Arjen's avatar
Arjen 2 weeks ago
That's only if you choose to. npubs are free to generate. You can (not implemented) easily have dozens of npubs on one device, all looking unrelated to the network. Unlike IP addresses, you can cycle through them over time.

Replies (1)

So you mean ephemeral identity rotation? Sure but, you instead break everything! Sessions die on rotation. FSP sessions are bound to your keypair. New keypair = new node_addr = new IPv6 address = every active session drops. Every peer has to re-discover you. Every transit node's coordinate cache for your old identity is now garbage. You're a new node joining the mesh from scratch every time you rotate. Your peers have to know your new npub. The mesh has no mechanism to say "the node formerly known as npub1aaa is now npub1bbb." Your peers have you configured by npub. You rotate, they can't find you.
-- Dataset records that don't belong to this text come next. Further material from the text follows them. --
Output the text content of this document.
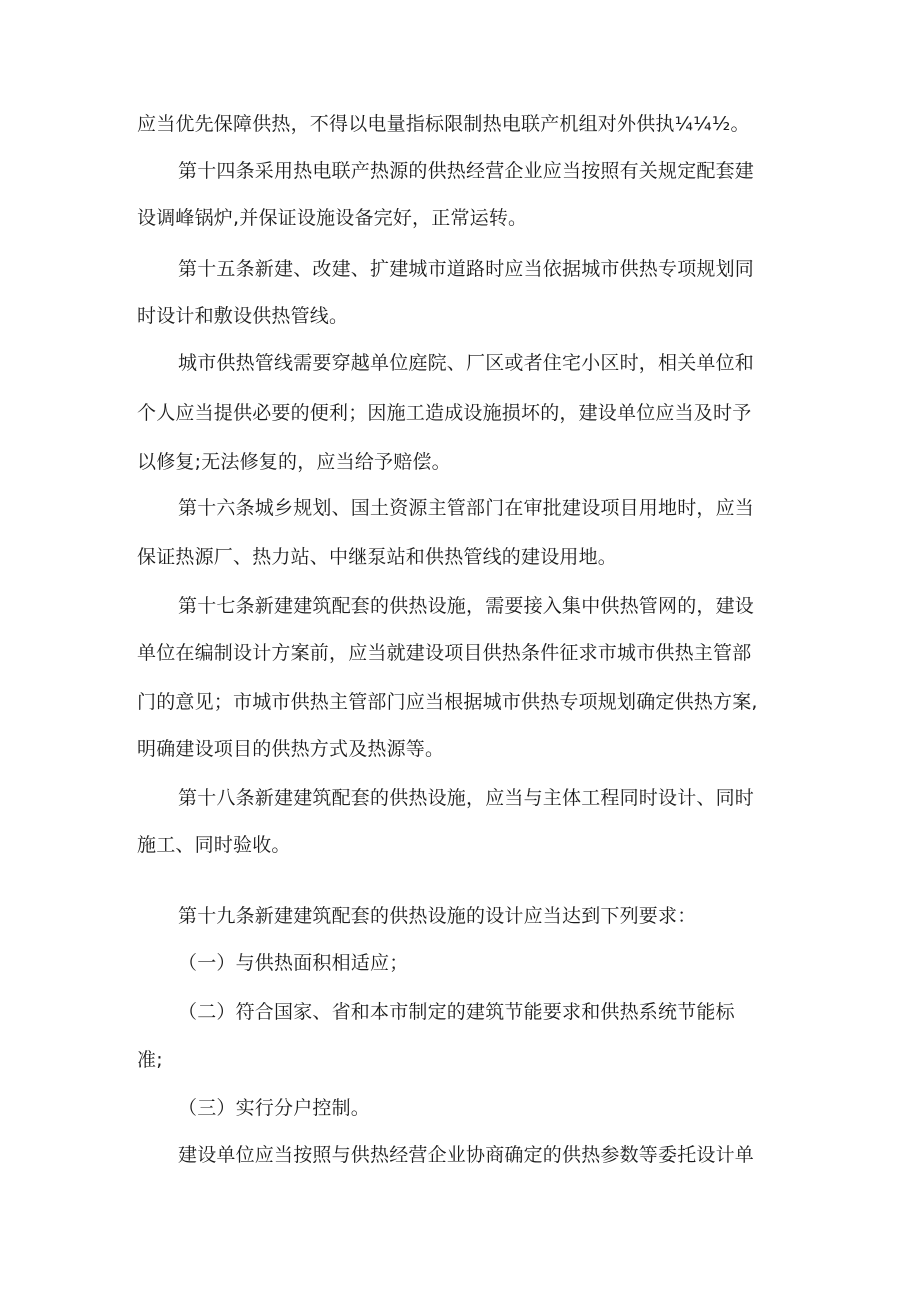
应当优先保障供热，不得以电量指标限制热电联产机组对外供执¼¼½。
第十四条采用热电联产热源的供热经营企业应当按照有关规定配套建
设调峰锅炉,并保证设施设备完好，正常运转。
第十五条新建、改建、扩建城市道路时应当依据城市供热专项规划同
时设计和敷设供热管线。
城市供热管线需要穿越单位庭院、厂区或者住宅小区时，相关单位和
个人应当提供必要的便利；因施工造成设施损坏的，建设单位应当及时予
以修复;无法修复的，应当给予赔偿。
第十六条城乡规划、国土资源主管部门在审批建设项目用地时，应当
保证热源厂、热力站、中继泵站和供热管线的建设用地。
第十七条新建建筑配套的供热设施，需要接入集中供热管网的，建设
单位在编制设计方案前，应当就建设项目供热条件征求市城市供热主管部
门的意见；市城市供热主管部门应当根据城市供热专项规划确定供热方案,
明确建设项目的供热方式及热源等。
第十八条新建建筑配套的供热设施，应当与主体工程同时设计、同时
施工、同时验收。
第十九条新建建筑配套的供热设施的设计应当达到下列要求：
（一）与供热面积相适应；
（二）符合国家、省和本市制定的建筑节能要求和供热系统节能标
准;
（三）实行分户控制。
建设单位应当按照与供热经营企业协商确定的供热参数等委托设计单
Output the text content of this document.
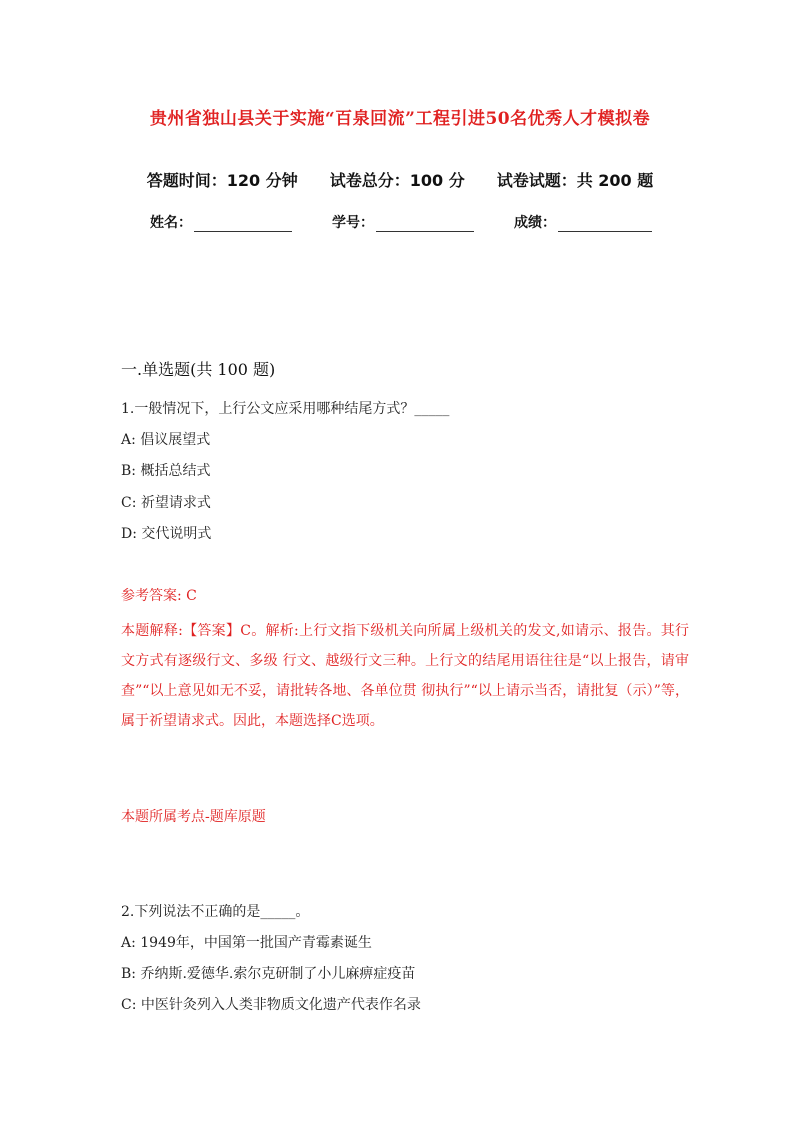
贵州省独山县关于实施“百泉回流”工程引进50名优秀人才模拟卷
答题时间：120 分钟 试卷总分：100 分 试卷试题：共 200 题
姓名：	学号：	成绩：
一.单选题(共 100 题)
1.一般情况下，上行公文应采用哪种结尾方式？_____
A: 倡议展望式
B: 概括总结式
C: 祈望请求式
D: 交代说明式
参考答案: C
本题解释:【答案】C。解析:上行文指下级机关向所属上级机关的发文,如请示、报告。其行文方式有逐级行文、多级 行文、越级行文三种。上行文的结尾用语往往是“以上报告，请审查”“以上意见如无不妥，请批转各地、各单位贯 彻执行”“以上请示当否，请批复（示）”等，属于祈望请求式。因此，本题选择C选项。
本题所属考点-题库原题
2.下列说法不正确的是_____。
A: 1949年，中国第一批国产青霉素诞生
B: 乔纳斯.爱德华.索尔克研制了小儿麻痹症疫苗
C: 中医针灸列入人类非物质文化遗产代表作名录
You'd need an out-of-band channel to announce every rotation — which defeats the purpose if that channel is linkable. Bloom filters take time to reconverge. Every rotation, the mesh has to propagate your new identity through bloom filters. That's ~500ms per hop. During convergence, you're partially unreachable. Rotate frequently and you're permanently degraded. Traffic analysis still correlates you. You rotate your npub, but you're still connecting from the same transport address (same IP:port, same physical location). An observer at the transport layer sees the same UDP endpoint cycling through identities. They don't need your npub — they have your IP. The identities look unrelated to the mesh, but not to anyone watching the wire. The social identity problem remains. If you post on Nostr as npub1-real and route mesh traffic as npub1-throwaway, the two are unlinkable — good. But then what's the point of Nostr-native identity? You've decoupled social from network, which is the right answer, but it's not what FIPS is designed around. You're working against the protocol's core premise.